Yes I have smoked and reheated ABT's many times. all though they aren't the same as eating them fresh but they are still very awesome! I reheated them in the oven or on the grill in tinfoil or one of those big tin pans with a cover on them.


----------



## mr mac (Oct 2, 2010)

Thanks, that what I figured!


----------



## mr mac (Oct 5, 2010)

Stuffed with cream cheese, garlic and basil.






These guys were happy to give themselves to the cause!

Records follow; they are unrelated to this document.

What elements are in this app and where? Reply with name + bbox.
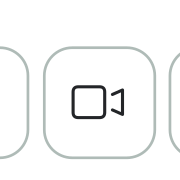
button[interactable]: Next action: [170, 48, 180, 158]
button[interactable]: Video call: [44, 48, 155, 158]
button[interactable]: Previous action: [0, 48, 28, 158]
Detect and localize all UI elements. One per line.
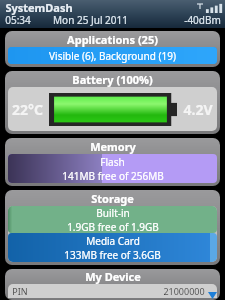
button[interactable]: Battery (100%)	[5, 71, 220, 134]
staticText: 21000000	[163, 285, 205, 297]
staticText: Storage	[91, 191, 134, 206]
staticText: Battery (100%)	[72, 72, 153, 87]
button[interactable]: 22°C	[8, 87, 217, 131]
staticText: 133MB free of 3.6GB	[64, 248, 161, 262]
staticText: Memory	[90, 139, 136, 154]
staticText: Media Card	[86, 234, 140, 248]
other: Scroll down	[208, 292, 217, 299]
staticText: 141MB free of 256MB	[62, 169, 164, 183]
staticText: My Device	[85, 269, 141, 284]
staticText: SystemDash	[5, 0, 73, 15]
button[interactable]: Visible (6), Background (19)	[8, 47, 217, 64]
staticText: -40dBm	[184, 13, 221, 27]
staticText: 05:34	[5, 13, 31, 27]
staticText: Visible (6), Background (19)	[49, 49, 176, 63]
button[interactable]: Flash	[8, 154, 217, 183]
staticText: Built-in	[96, 206, 130, 220]
staticText: 1.9GB free of 1.9GB	[67, 220, 159, 233]
button[interactable]: Applications (25)	[5, 31, 220, 67]
staticText: Mon 25 Jul 2011	[53, 13, 128, 27]
button[interactable]: My Device	[5, 269, 220, 300]
staticText: 4.2V	[183, 100, 213, 119]
staticText: Flash	[100, 155, 125, 169]
staticText: 22°C	[12, 100, 43, 119]
button[interactable]: Memory	[5, 138, 220, 186]
other: Signal strength	[195, 2, 221, 13]
button[interactable]: Built-in	[8, 206, 217, 233]
button[interactable]: Storage	[5, 190, 220, 265]
staticText: Applications (25)	[67, 32, 158, 47]
button[interactable]: Media Card	[8, 233, 217, 262]
staticText: PIN	[12, 285, 28, 297]
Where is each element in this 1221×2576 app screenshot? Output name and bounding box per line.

Covered with cheap maple flavored bacon.






And into the MB for a few hours.






No after pics because I was at work and Jake finished them off for me that Saturday afternoon and the next morning when he went to reheat them he forgot to take the pics.  No biggie, we've all seen ABTs before.  The good news is (unless you're a Seattle Seahawks or SF 49er fan) the Rams won.  Again!


----------



## mtchargriller (Nov 4, 2010)

Ahh, another Rams fan!  I will be doing some ABT's for the first time this weekend, can't wait.  Since I won't be glued to the TV watching the game because of the Bye week I plan on doing a few different types.  Any suggestions?  Last weekend me and a friend went to an old apple orchard and picked up a truck load of apple and apricot wood so I need to keep putting it to good use.

GO RAMS!!!


----------



## mr mac (Nov 6, 2010)

Last week at the Panthers game and in honor of Isaac Bruce's retirement we did our ABTs a bit different in that we used some blue food color and colored some cream cheese and the other half of the lot were cheddar for the gold (same colors as the throwback uniforms they wore to honor Rev. Ike) and they were a hit!  As for other ideas, we try to build the ABTs to compliment the main course of the tailgate which, by the way, isn't always easy!  Regardless, you just can't go wrong with ABTs unless you fail to make enough!


----------



## mtchargriller (Nov 8, 2010)

Did some up this weekend and they turned out great!  I diced up some sweet onions and garlic marinaded mushrooms and sauteed them in olive oil.  Mixed them with cream cheese and filled them up.  Next I cut up some little smokies and gaudo cheese added them and wrapped em in bacon and last but not least topped them with Jeffs rib rub. 

I'll be making more this weekend for the beat down STL is going to put on the whiners.  Can you believe we are in 1st place after suffering through the last few seasons?!?!?!


----------



## scarbelly (Nov 8, 2010)

I love ABT's and am going to do some this weekend for the 4H class to try


----------